Justement, ça ce sont les lunettes occidentales. On veut que le Rwanda soit une démocratie à l’anglaise ou à la française, ça n’a aucun sens. Voici un pays qui sort il y a vingt ans, d’un génocide d’un million d’individus et qui a dû faire face à la reconstruction du lien social, de l’humanité des uns et des autres avec la sécurité comme premier objectif. Le Monsieur (Ndlr: Paul Kagame) est autoritaire oui car fondamentalement il est aux prises avec des rationalités et des questions qui sont d’un autre ordre. On oublie que les démocraties n’ont pas été linéaires. La France a connu Robespierre, Danton, la Révolution française avec ses soubresauts. Tranquillement avec tous les linéaments de l’histoire, on est arrivé à une forme qui reflète le cycle historique dans lequel les gens sont. La meilleure forme d’organisation politique pour un pays dépend du cycle historique dans lequel ce pays est. On ne peut pas venir lui plaquer des formes achevées ailleurs comme étant les formes les plus signifiantes. Pour moi leur priorité c’est le vivre ensemble, la sécurité, l’économie, l’éducation, des choses fondamentales à reconstruire et ensuite probablement, oui, de plus grandes libertés individuelles, quand il n’y aura plus des gens qui sont aux frontières et qui disent qu’ils vont « finir le travail ». Certains groupes comme les FLDR n’ont pas renoncé à la question génocidaire, ils sont sur internet… Le tissu social est encore extrêmement fragile. Vingt ans c’est très peu. Là aussi, il y a une forme de mépris culturel, on projette son visage dans le monde et on demande à tous les peuples de porter le masque de son propre visage, sans aucun respect pour les singularités et les dynamiques historiques des autres. Alors le Monsieur qui ne correspond pas à leurs formes, effectivement, c’est un autoritaire… Tout le travail extraordinaire qu’il fait par ailleurs on en parle pas, ce n’est pas important. Il faut introduire de la complexité dans le discours, faire l’effort de se décentrer. De ne pas regarder le monde seulement au travers le l’histoire occidentale… Au moins avoir cette lucidité là.

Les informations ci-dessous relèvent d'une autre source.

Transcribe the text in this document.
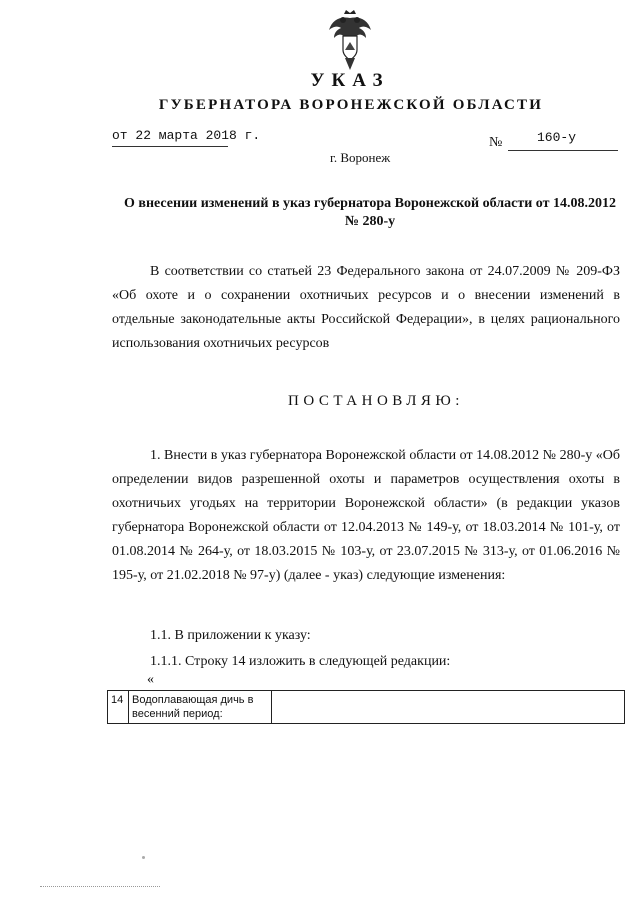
УКАЗ
ГУБЕРНАТОРА ВОРОНЕЖСКОЙ ОБЛАСТИ
от 22 марта 2018 г.	№	160-у
г. Воронеж
О внесении изменений в указ губернатора Воронежской области от 14.08.2012 № 280-у
В соответствии со статьей 23 Федерального закона от 24.07.2009 № 209-ФЗ «Об охоте и о сохранении охотничьих ресурсов и о внесении изменений в отдельные законодательные акты Российской Федерации», в целях рационального использования охотничьих ресурсов
ПОСТАНОВЛЯЮ:
1. Внести в указ губернатора Воронежской области от 14.08.2012 № 280-у «Об определении видов разрешенной охоты и параметров осуществления охоты в охотничьих угодьях на территории Воронежской области» (в редакции указов губернатора Воронежской области от 12.04.2013 № 149-у, от 18.03.2014 № 101-у, от 01.08.2014 № 264-у, от 18.03.2015 № 103-у, от 23.07.2015 № 313-у, от 01.06.2016 № 195-у, от 21.02.2018 № 97-у) (далее - указ) следующие изменения:
1.1. В приложении к указу:
1.1.1. Строку 14 изложить в следующей редакции:
«
14	Водоплавающая дичь в весенний период:	
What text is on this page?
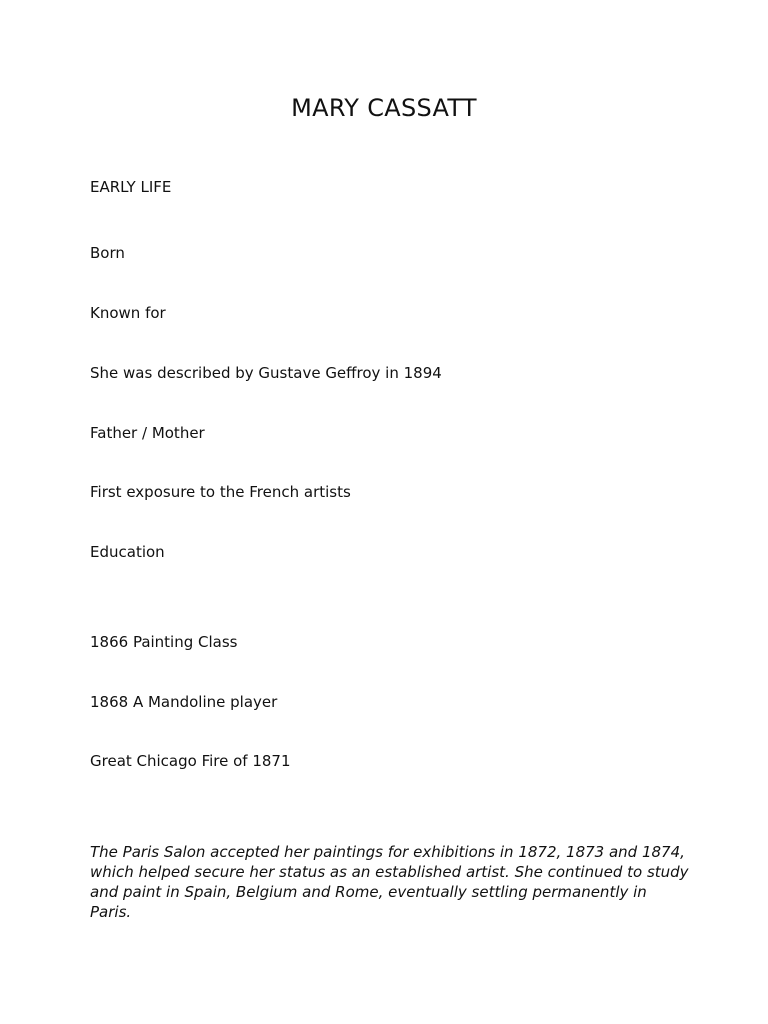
MARY CASSATT
EARLY LIFE
Born
Known for
She was described by Gustave Geffroy in 1894
Father / Mother
First exposure to the French artists
Education
1866 Painting Class
1868 A Mandoline player
Great Chicago Fire of 1871
The Paris Salon accepted her paintings for exhibitions in 1872, 1873 and 1874, which helped secure her status as an established artist. She continued to study and paint in Spain, Belgium and Rome, eventually settling permanently in Paris.
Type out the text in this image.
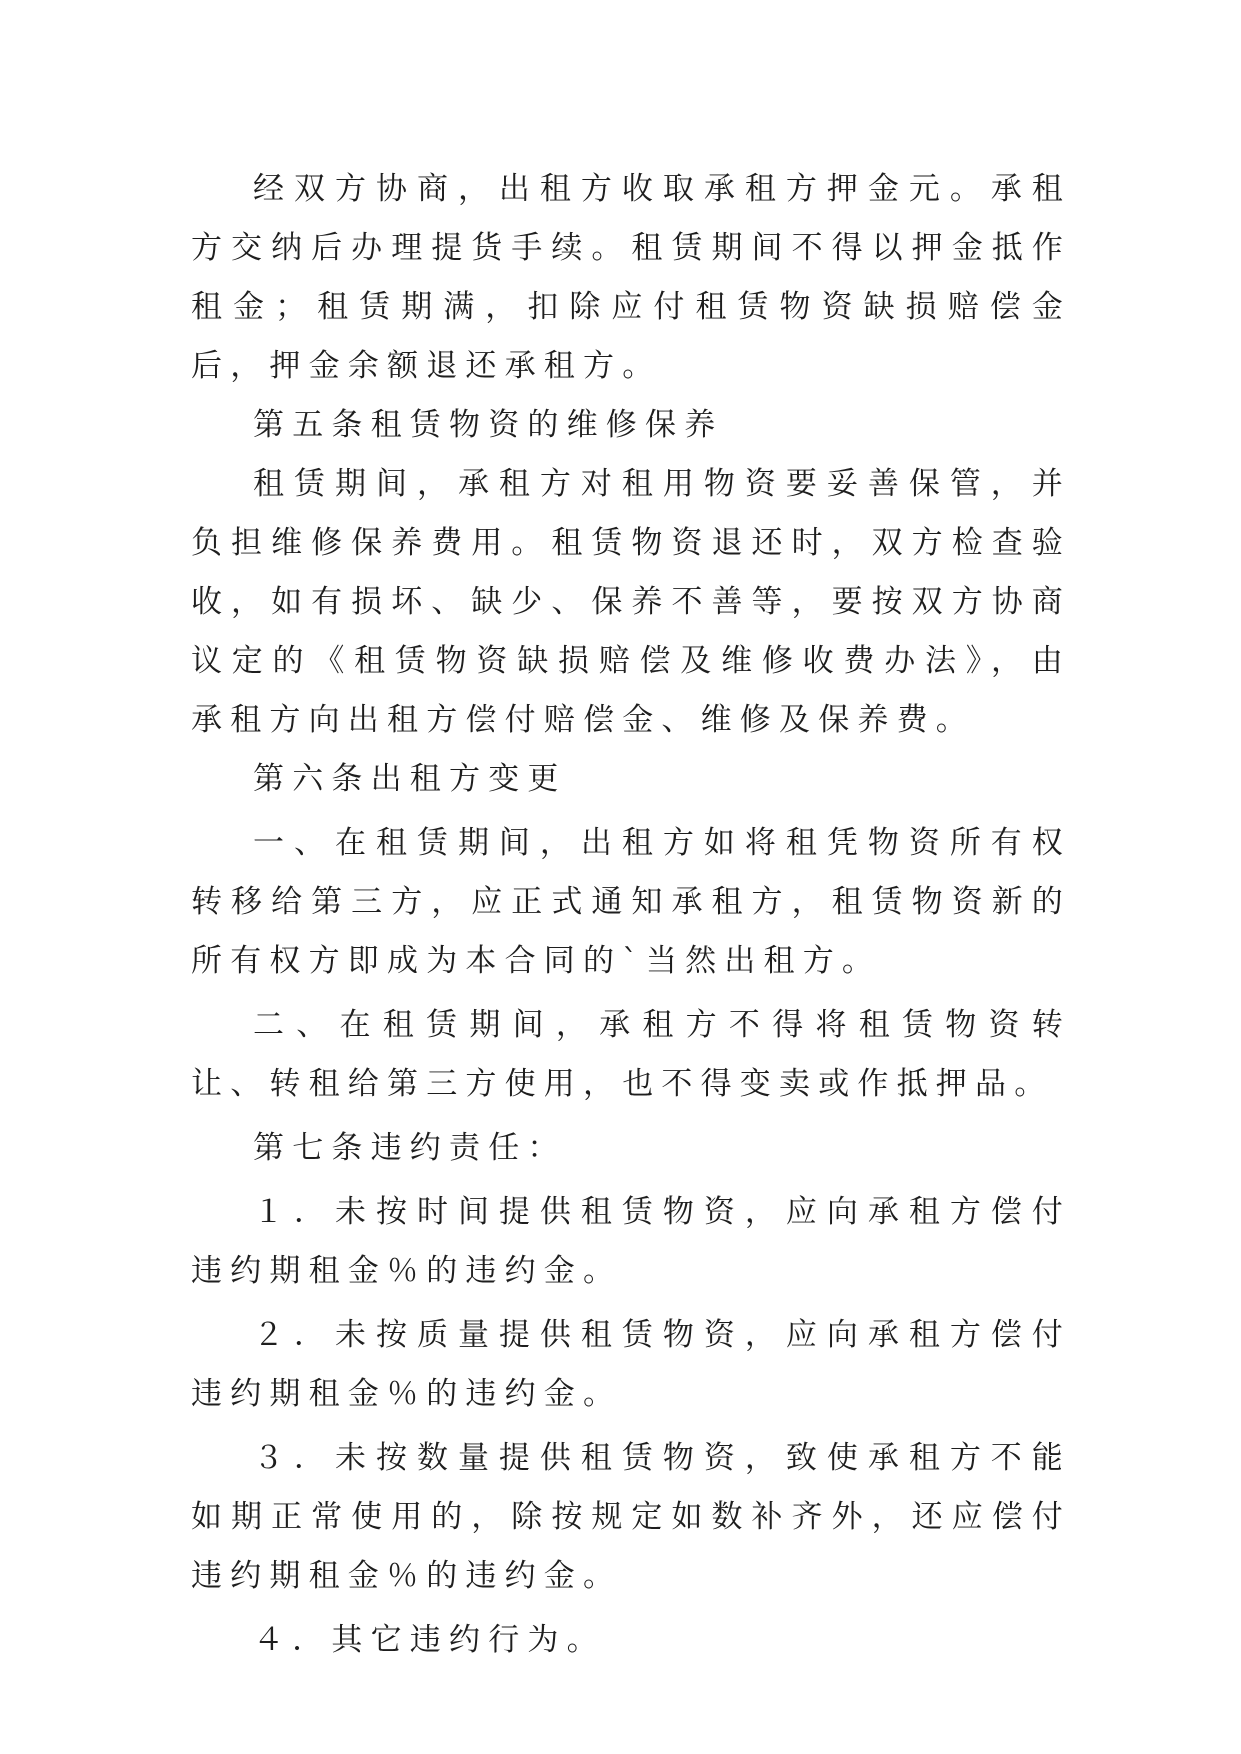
经双方协商，出租方收取承租方押金元。承租方交纳后办理提货手续。租赁期间不得以押金抵作租金；租赁期满，扣除应付租赁物资缺损赔偿金后，押金余额退还承租方。

第五条租赁物资的维修保养

租赁期间，承租方对租用物资要妥善保管，并负担维修保养费用。租赁物资退还时，双方检查验收，如有损坏、缺少、保养不善等，要按双方协商议定的《租赁物资缺损赔偿及维修收费办法》，由承租方向出租方偿付赔偿金、维修及保养费。

第六条出租方变更

一、在租赁期间，出租方如将租凭物资所有权转移给第三方，应正式通知承租方，租赁物资新的所有权方即成为本合同的`当然出租方。

二、在租赁期间，承租方不得将租赁物资转让、转租给第三方使用，也不得变卖或作抵押品。

第七条违约责任：

１．未按时间提供租赁物资，应向承租方偿付违约期租金％的违约金。

２．未按质量提供租赁物资，应向承租方偿付违约期租金％的违约金。

３．未按数量提供租赁物资，致使承租方不能如期正常使用的，除按规定如数补齐外，还应偿付违约期租金％的违约金。

４．其它违约行为。
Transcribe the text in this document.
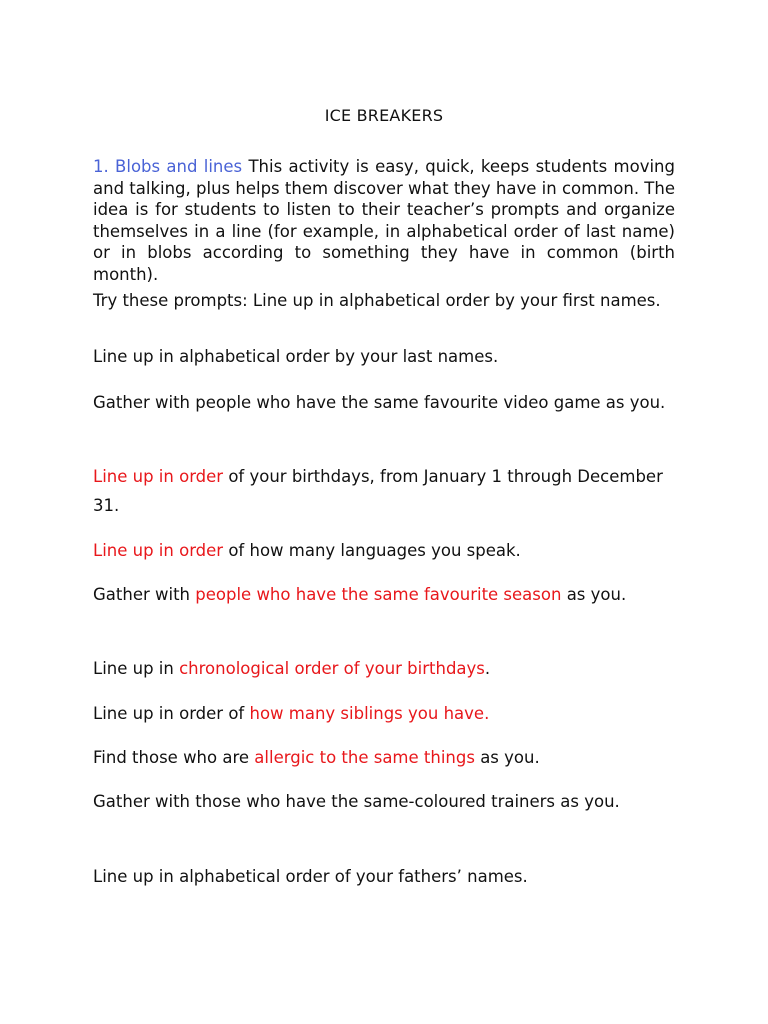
ICE BREAKERS
1. Blobs and lines This activity is easy, quick, keeps students moving and talking, plus helps them discover what they have in common. The idea is for students to listen to their teacher’s prompts and organize themselves in a line (for example, in alphabetical order of last name) or in blobs according to something they have in common (birth month).
Try these prompts: Line up in alphabetical order by your first names.
Line up in alphabetical order by your last names.
Gather with people who have the same favourite video game as you.
Line up in order of your birthdays, from January 1 through December 31.
Line up in order of how many languages you speak.
Gather with people who have the same favourite season as you.
Line up in chronological order of your birthdays.
Line up in order of how many siblings you have.
Find those who are allergic to the same things as you.
Gather with those who have the same-coloured trainers as you.
Line up in alphabetical order of your fathers’ names.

Vous parlez peu de démographie. Certains intellectuels annoncent une impasse démographique en Afrique avec une explosion des naissance et pas d’emploi ?

La vision malthusienne de la démographie a de beaux jours devant elle en dépit du fait que l’histoire l’ait toujours démenti. C’est les mêmes pronostics que l’on faisait pour la Chine et les pays asiatiques. Ils ont réussi à transformer ce dividende démographique en force et je cherche désespérément dans l’histoire des exemples d’un dividende démographique qui n’ait pas été transformé, je n’en trouve pas. Mais je continue à chercher… Donc je pense que c’est un atout. On sera 2,5 milliards dans 35 ans, un quart de l’humanité. Et du fait qu’il y ait des efforts entrepris dans le sens de l’éducation pour tous, je pense que c'est un dividende qu'on transformera.


Vous voulez que les Africains placent à nouveau l’estime de soi au coeur de leur psychologie et demandez une révolution spirituelle. Que voulez-vous dire ?

Durant cinq siècles, les infrastructures psychiques des Africains ont été absolument détruites. L’entreprise coloniale pour s’établir et durer a eu besoin de convaincre les populations que leurs cadres épistémiques - leurs systèmes de sens et de signification - n’étaient pas bons et qu’il fallait les remplacer par ceux de l’occupant. D’où l’installation d’une conscience aliénée. Pour certaines de ces élites, pour retrouver l’estime de soi, il fallait être assimilé, il fallait devenir l’exacte réplique du maitre. Frantz Fanon dans Peau noire, masques blancs a extrêmement bien décrit cette conscience clivée et aliénée. Des infrastructures psychiques qui ont été systématiquement détruites pendant des siècles, il faut les reconstruire. Il y a des conflits intérieurs que les Africains doivent résoudre, leur rapport à eux-mêmes, à leur histoire, à leur culture, à leur identité, la manière dont ils gèrent les apports des autres, les rapports qu’ils articulent avec l’ancienne métropole. Si ce pilier fondamental n’est pas reconstruit, rien de fondamentalement révolutionnaire ou de significatif n’adviendra. On a des chefs d’Etat qui sont incapables de prendre des décisions par eux-mêmes, qui sont toujours sous tutelle et ce n’est pas la faiblesse économique qui l’explique.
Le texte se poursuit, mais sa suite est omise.